Infertility & the Workplace
“It was December 2020 and no one was ‘in the office’ (by which I mean ‘online’ since this is mid-pandemic). I happily took on projects from coworkers who were on vacation, trying to compensate for taking my yontif days (jewish holidays) and early Fridays (in the winter, the sun goes down much earlier in the day, so sabbath observers need to leave work before others). I was working on completing a rare high-stakes project on a motzei Shabbos (Saturday night), but one final task was needed to bring it across the finish line. I wanted to show that I was a team player, that I could work on weekends and that I had everyone’s backs.
‘Hey, so is it possible you or someone else could do this final task Sunday night?’ I typed in to my manager semi-trepidatiously. ‘I have a medical procedure Monday that requires a fast the night before.’
‘No problem,’ he wrote. ‘I got it, take care!’
I bit my lip from my side of the computer. ‘Is this hurting me from a work perspective?’ I wondered.

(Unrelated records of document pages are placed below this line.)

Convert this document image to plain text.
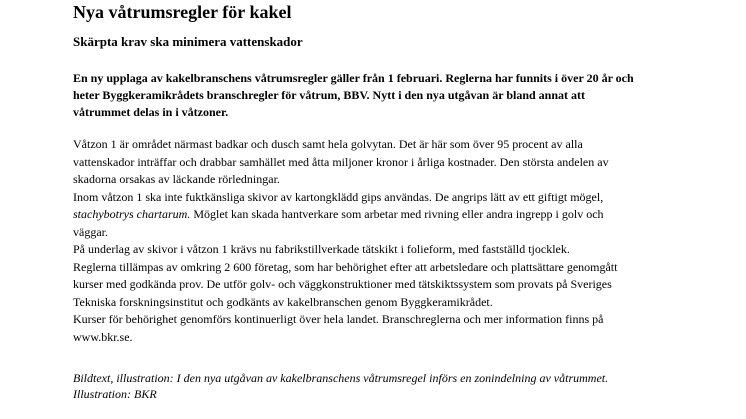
Nya våtrumsregler för kakel
Skärpta krav ska minimera vattenskador

En ny upplaga av kakelbranschens våtrumsregler gäller från 1 februari. Reglerna har funnits i över 20 år och
heter Byggkeramikrådets branschregler för våtrum, BBV. Nytt i den nya utgåvan är bland annat att
våtrummet delas in i våtzoner.

Våtzon 1 är området närmast badkar och dusch samt hela golvytan. Det är här som över 95 procent av alla
vattenskador inträffar och drabbar samhället med åtta miljoner kronor i årliga kostnader. Den största andelen av
skadorna orsakas av läckande rörledningar.
Inom våtzon 1 ska inte fuktkänsliga skivor av kartongklädd gips användas. De angrips lätt av ett giftigt mögel,
stachybotrys chartarum. Möglet kan skada hantverkare som arbetar med rivning eller andra ingrepp i golv och
väggar.
På underlag av skivor i våtzon 1 krävs nu fabrikstillverkade tätskikt i folieform, med fastställd tjocklek.
Reglerna tillämpas av omkring 2 600 företag, som har behörighet efter att arbetsledare och plattsättare genomgått
kurser med godkända prov. De utför golv- och väggkonstruktioner med tätskiktssystem som provats på Sveriges
Tekniska forskningsinstitut och godkänts av kakelbranschen genom Byggkeramikrådet.
Kurser för behörighet genomförs kontinuerligt över hela landet. Branschreglerna och mer information finns på
www.bkr.se.

Bildtext, illustration: I den nya utgåvan av kakelbranschens våtrumsregel införs en zonindelning av våtrummet.
Illustration: BKR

Thankfully my manager was grateful for what I had already done, but much like the daycare-hiccups, doctor’s appointments and sick days at home with my living children, I wondered if my D&C that coming Monday morning, my frequent visits to the OB, sometimes hours long, and my uncertain future family-wise would affect my career.
And they have.
I spent years focused on building my family (tragically experiencing miscarriages, doctor’s appointments, blood-draws, etc), while others were working hard, putting in long hours and getting promotions.
I waited around at my current role too long before looking elsewhere for a critical career move, hoping I would get pregnant and have some stability at work by staying.

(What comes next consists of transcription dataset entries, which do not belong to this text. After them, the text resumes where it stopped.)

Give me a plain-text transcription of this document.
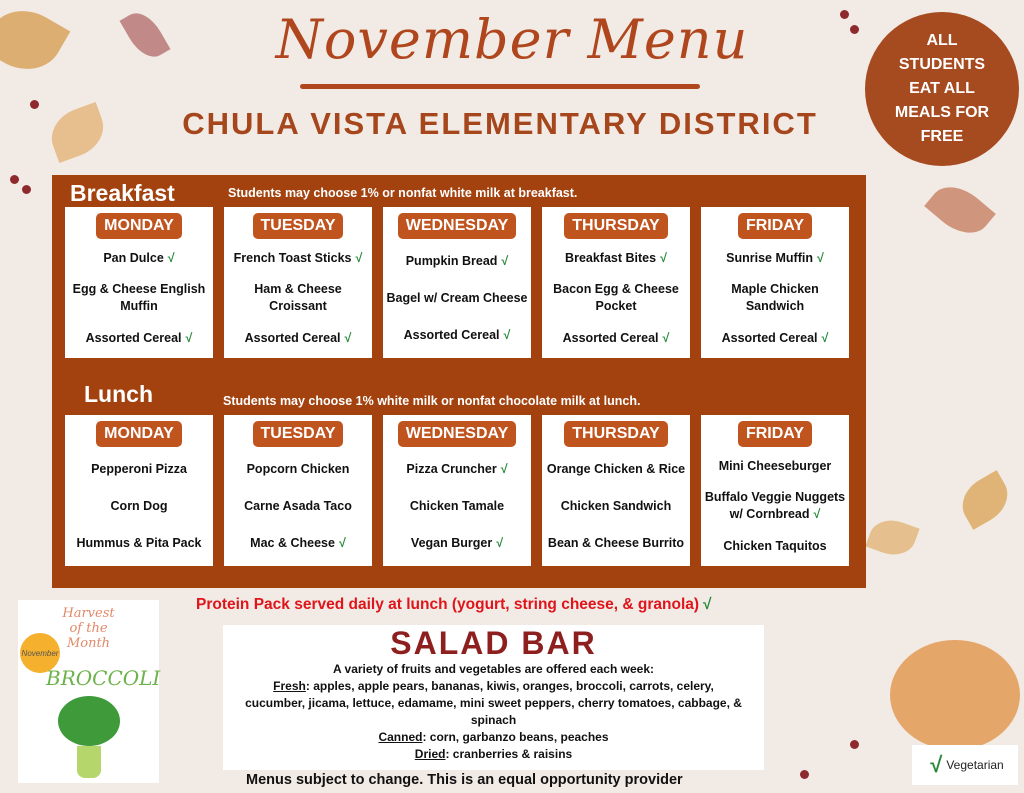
November Menu
CHULA VISTA ELEMENTARY DISTRICT
ALL STUDENTS EAT ALL MEALS FOR FREE
Breakfast	Students may choose 1% or nonfat white milk at breakfast.
MONDAY
Pan Dulce √
Egg & Cheese English Muffin
Assorted Cereal √
TUESDAY
French Toast Sticks √
Ham & Cheese Croissant
Assorted Cereal √
WEDNESDAY
Pumpkin Bread √
Bagel w/ Cream Cheese
Assorted Cereal √
THURSDAY
Breakfast Bites √
Bacon Egg & Cheese Pocket
Assorted Cereal √
FRIDAY
Sunrise Muffin √
Maple Chicken Sandwich
Assorted Cereal √
Lunch	Students may choose 1% white milk or nonfat chocolate milk at lunch.
MONDAY
Pepperoni Pizza
Corn Dog
Hummus & Pita Pack
TUESDAY
Popcorn Chicken
Carne Asada Taco
Mac & Cheese √
WEDNESDAY
Pizza Cruncher √
Chicken Tamale
Vegan Burger √
THURSDAY
Orange Chicken & Rice
Chicken Sandwich
Bean & Cheese Burrito
FRIDAY
Mini Cheeseburger
Buffalo Veggie Nuggets w/ Cornbread √
Chicken Taquitos
Protein Pack served daily at lunch (yogurt, string cheese, & granola) √
Harvest of the Month
November
BROCCOLI
SALAD BAR

A variety of fruits and vegetables are offered each week:

Fresh: apples, apple pears, bananas, kiwis, oranges, broccoli, carrots, celery, cucumber, jicama, lettuce, edamame, mini sweet peppers, cherry tomatoes, cabbage, & spinach

Canned: corn, garbanzo beans, peaches

Dried: cranberries & raisins

Menus subject to change. This is an equal opportunity provider
√ Vegetarian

I feel that my desire to build my family and my need to build in a margin for medical treatment and thus flexibility in a prospective role ‘caps’ my earning power, limits my job prospects and even stifles my intellectual curiosity, drive & prowess.

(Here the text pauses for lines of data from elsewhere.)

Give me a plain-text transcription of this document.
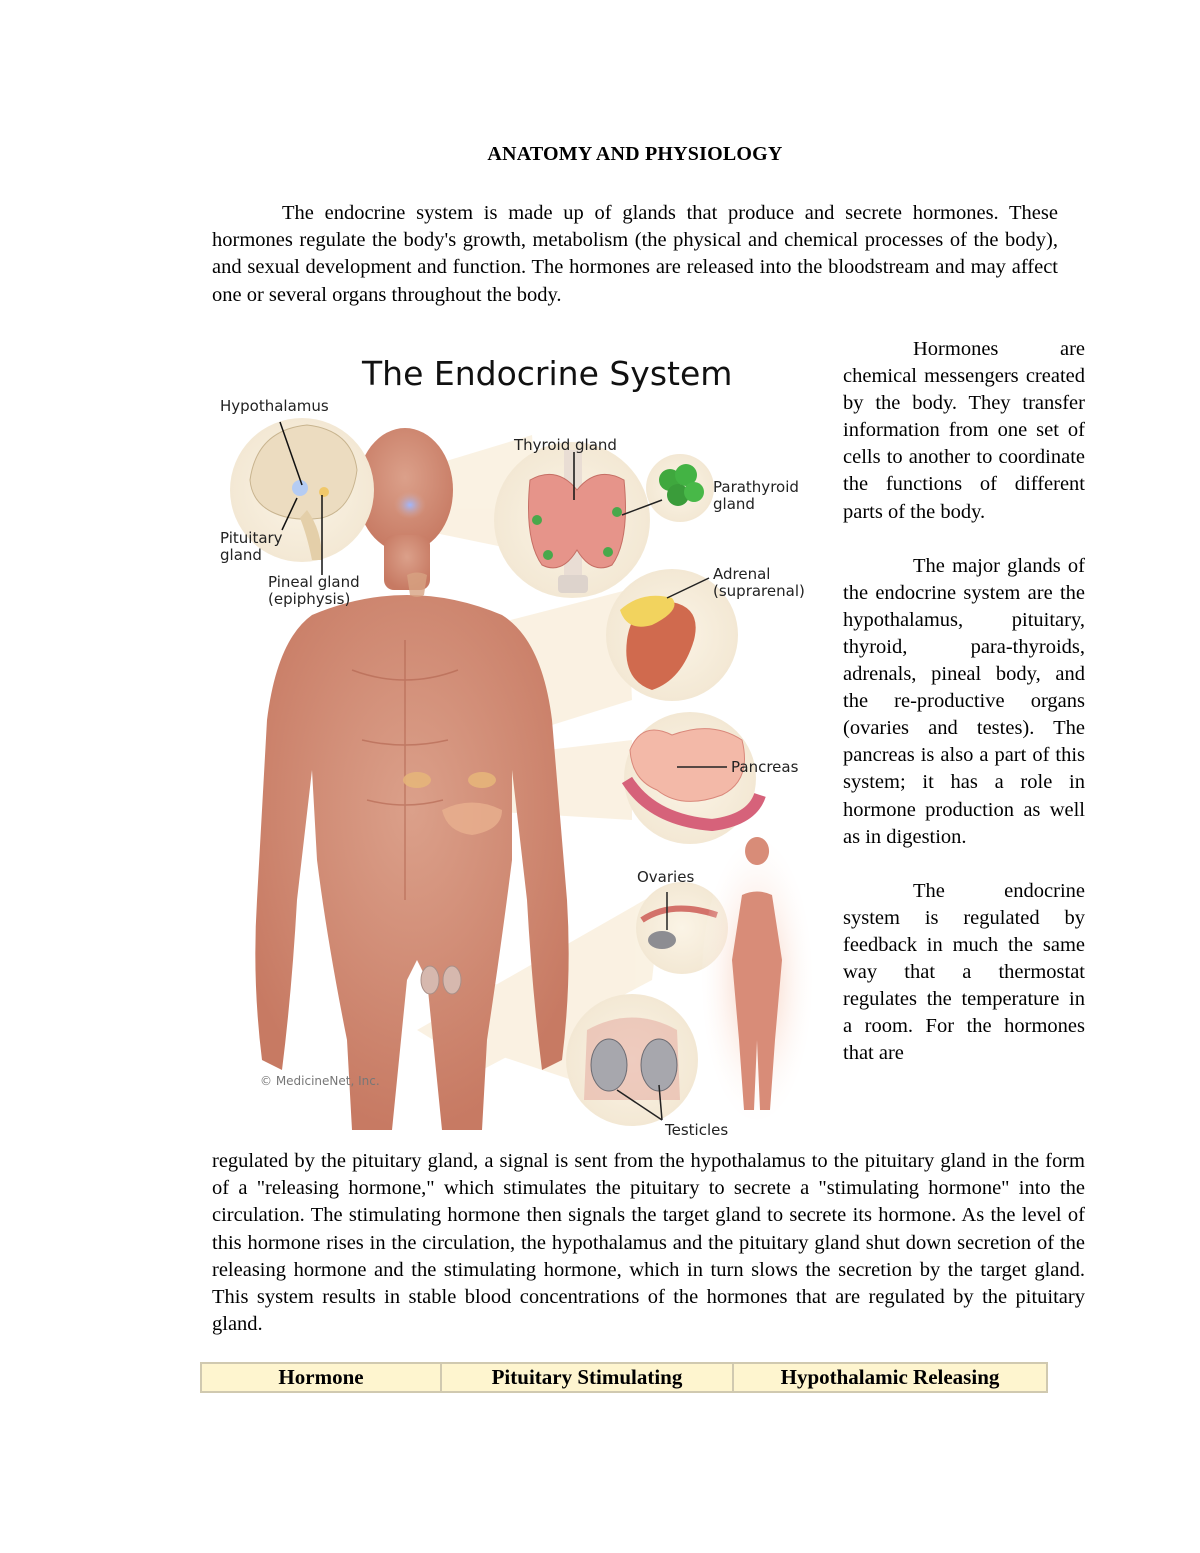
ANATOMY AND PHYSIOLOGY

The endocrine system is made up of glands that produce and secrete hormones. These hormones regulate the body's growth, metabolism (the physical and chemical processes of the body), and sexual development and function. The hormones are released into the bloodstream and may affect one or several organs throughout the body.

The Endocrine System
Hypothalamus
Pituitary
gland
Pineal gland
(epiphysis)
Thyroid gland
Parathyroid
gland
Adrenal
(suprarenal)
Pancreas
Ovaries
Testicles
© MedicineNet, Inc.

Hormones are chemical messengers created by the body. They transfer information from one set of cells to another to coordinate the functions of different parts of the body.

The major glands of the endocrine system are the hypothalamus, pituitary, thyroid, para-thyroids, adrenals, pineal body, and the re-productive organs (ovaries and testes). The pancreas is also a part of this system; it has a role in hormone production as well as in digestion.

The endocrine system is regulated by feedback in much the same way that a thermostat regulates the temperature in a room. For the hormones that are

regulated by the pituitary gland, a signal is sent from the hypothalamus to the pituitary gland in the form of a "releasing hormone," which stimulates the pituitary to secrete a "stimulating hormone" into the circulation. The stimulating hormone then signals the target gland to secrete its hormone. As the level of this hormone rises in the circulation, the hypothalamus and the pituitary gland shut down secretion of the releasing hormone and the stimulating hormone, which in turn slows the secretion by the target gland. This system results in stable blood concentrations of the hormones that are regulated by the pituitary gland.

Hormone	Pituitary Stimulating	Hypothalamic Releasing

As little girls, we were told we can do anything, be anything we want to be, and have a family while doing it. We could ‘have it all.’ Throughout the last several years, I have faced hard realizations about this lie. Yes I am bitter and angry, but I am also grateful for what I do have. I just wish we would focus more on teaching girls to handle uncertainty, adversity and to make the best compromises they can, rather than coming up to the counter with all their credentials, hard work and all the love and hope in their hearts and only to see that the bill of goods they were sold is just not reality.”